The six survivors buried the bodies found on the beach, then travelled east along the beach, expecting to reach Cape Town. However, after four and a half days, they realised their error and returned to the site of the wreck. Here they subsisted off a cask of oatmeal, while trying to effect repairs to the ship's pinnace, which had been washed ashore. They were discovered six days later on 14 June by a farmer's son, (Note: The farmer's son probably had the Afrikaans name "Jan Zwartz" or perhaps "Jan Swart". The earliest report consulted referred to him as "John Swastry" (AJ 1816:34), but this seems an Anglicisation or phonetic corruption of an oral account. A later report names him "Jan Zwartz" (George Thompson, 1827, Travels and Adventures in Southern Africa, 2nd edition, Vol. 2, p. 405, quoting the account of survivor C. S. Scott in a version slightly different from AJ 1816:34). Later again, we have him as "young Schwartz" (Raikes 1846:527).) who was out hunting.
- Among the victims were: Captain George Simpson, Lieutenant Brice, the 6th Viscount Molesworth and Viscountess Molesworth.
- The six survivors were: Dr. Gunter (boatswain), John Barrett (carpenter), Charles Stewart Scott (carpenter's mate), William Grung (second class), Gibbs (third class), Robinson (fourth class).

A memorial, a replica of which can be seen today, was erected on the beach by the wife of Colonel Andrew Geils (spelled "Giels" in this instance), whose four children were lost in the tragedy on their homeward journey, having visited him in Ceylon. The memorial bears the following inscription: (Note: Note the incorrect date on the memorial, which should be 30 May.)

Erected by their disconsolate parents to the memory of Thomas, aged 13 years, William Noble, aged 10, Andrew, aged 8 and Alexander McGregor Murray, aged 7 (the four eldest sons of Lieut Colonel Andrew Giels of H.M. 73rd Regiment) who, with Lord and Lady Molesworth unfortunately perished in the Arniston Transport, wrecked on this shore on 30th May, 1815.

Over time, the seaside village of Waenhuiskrans has become so associated with the wreck, that it now is also known as Arniston. The nearby town of Bredasdorp has a museum dedicated to the wreck. The wreck had a direct influence on the decision to build a lighthouse at Cape Agulhas to the west in 1847–1848.

Thirty seven years later, the 73rd Regiment once again suffered hundreds of casualties on this coast when was wrecked 50 mi away at Gansbaai.

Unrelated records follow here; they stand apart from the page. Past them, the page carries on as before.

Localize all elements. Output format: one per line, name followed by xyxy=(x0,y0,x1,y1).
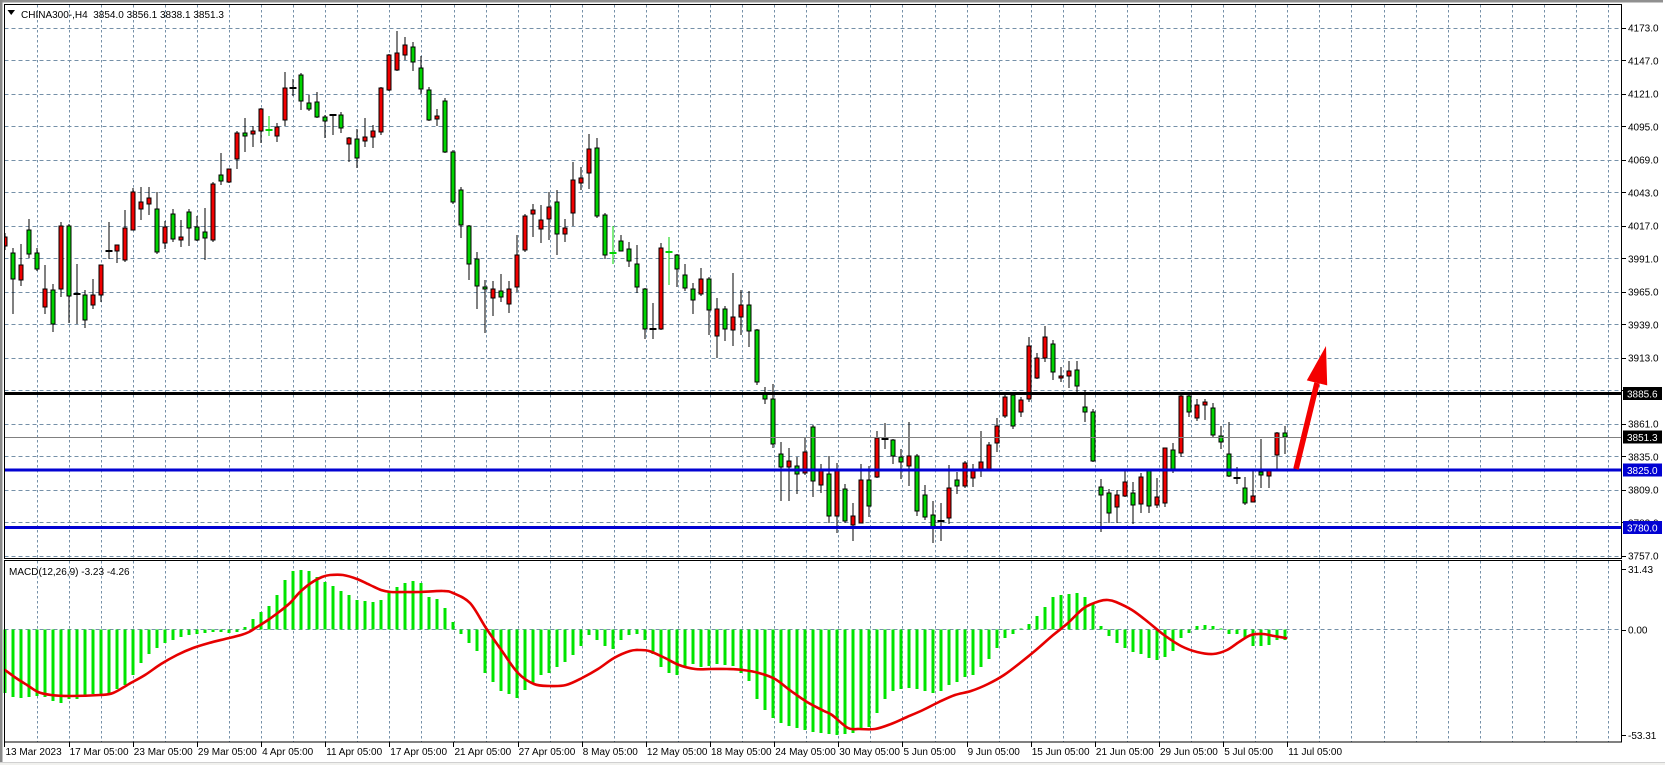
svg-text:3825.0: 3825.0 xyxy=(1627,466,1658,477)
svg-text:18 May 05:00: 18 May 05:00 xyxy=(711,747,772,758)
svg-text:0.00: 0.00 xyxy=(1628,625,1648,636)
svg-text:29 Jun 05:00: 29 Jun 05:00 xyxy=(1160,747,1218,758)
svg-text:17 Apr 05:00: 17 Apr 05:00 xyxy=(390,747,447,758)
svg-text:23 Mar 05:00: 23 Mar 05:00 xyxy=(134,747,193,758)
svg-text:13 Mar 2023: 13 Mar 2023 xyxy=(6,747,63,758)
svg-text:4043.0: 4043.0 xyxy=(1628,188,1659,199)
svg-text:3780.0: 3780.0 xyxy=(1627,523,1658,534)
svg-text:3965.0: 3965.0 xyxy=(1628,287,1659,298)
svg-text:9 Jun 05:00: 9 Jun 05:00 xyxy=(968,747,1021,758)
svg-text:CHINA300-,H4 3854.0 3856.1 38: CHINA300-,H4 3854.0 3856.1 3838.1 3851.3 xyxy=(21,10,224,21)
svg-text:-53.31: -53.31 xyxy=(1628,731,1657,742)
svg-text:3757.0: 3757.0 xyxy=(1628,551,1659,562)
svg-text:12 May 05:00: 12 May 05:00 xyxy=(647,747,708,758)
svg-text:29 Mar 05:00: 29 Mar 05:00 xyxy=(198,747,257,758)
svg-text:4147.0: 4147.0 xyxy=(1628,56,1659,67)
svg-text:4 Apr 05:00: 4 Apr 05:00 xyxy=(262,747,314,758)
svg-text:15 Jun 05:00: 15 Jun 05:00 xyxy=(1032,747,1090,758)
svg-text:4069.0: 4069.0 xyxy=(1628,155,1659,166)
svg-text:17 Mar 05:00: 17 Mar 05:00 xyxy=(70,747,129,758)
svg-text:3913.0: 3913.0 xyxy=(1628,353,1659,364)
svg-text:3851.3: 3851.3 xyxy=(1627,433,1658,444)
svg-text:4173.0: 4173.0 xyxy=(1628,23,1659,34)
svg-text:31.43: 31.43 xyxy=(1628,565,1653,576)
svg-text:5 Jul 05:00: 5 Jul 05:00 xyxy=(1224,747,1273,758)
svg-text:30 May 05:00: 30 May 05:00 xyxy=(839,747,900,758)
svg-text:3991.0: 3991.0 xyxy=(1628,254,1659,265)
svg-text:8 May 05:00: 8 May 05:00 xyxy=(583,747,638,758)
svg-text:3809.0: 3809.0 xyxy=(1628,485,1659,496)
svg-text:4121.0: 4121.0 xyxy=(1628,89,1659,100)
svg-text:11 Jul 05:00: 11 Jul 05:00 xyxy=(1288,747,1342,758)
svg-text:21 Jun 05:00: 21 Jun 05:00 xyxy=(1096,747,1154,758)
svg-text:3835.0: 3835.0 xyxy=(1628,452,1659,463)
svg-text:4017.0: 4017.0 xyxy=(1628,221,1659,232)
svg-text:27 Apr 05:00: 27 Apr 05:00 xyxy=(519,747,576,758)
svg-text:MACD(12,26,9) -3.23 -4.26: MACD(12,26,9) -3.23 -4.26 xyxy=(9,567,130,578)
svg-text:4095.0: 4095.0 xyxy=(1628,122,1659,133)
svg-text:5 Jun 05:00: 5 Jun 05:00 xyxy=(904,747,957,758)
svg-text:24 May 05:00: 24 May 05:00 xyxy=(775,747,836,758)
svg-text:11 Apr 05:00: 11 Apr 05:00 xyxy=(326,747,382,758)
svg-text:3861.0: 3861.0 xyxy=(1628,419,1659,430)
svg-text:3939.0: 3939.0 xyxy=(1628,320,1659,331)
svg-text:3885.6: 3885.6 xyxy=(1627,389,1658,400)
svg-text:21 Apr 05:00: 21 Apr 05:00 xyxy=(455,747,512,758)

==Archaeological excavation==
The wreck, which lies in about 6 m of water, was surveyed by an archaeological team from the University of Cape Town (UCT) in 1982. The National Monuments Council issued a permit to UCT student Jim Jobling to conduct an underwater survey of the site, as well as a limited excavation. A number of artefacts were recovered, which were donated to the Bredasdorp Shipwreck Museum.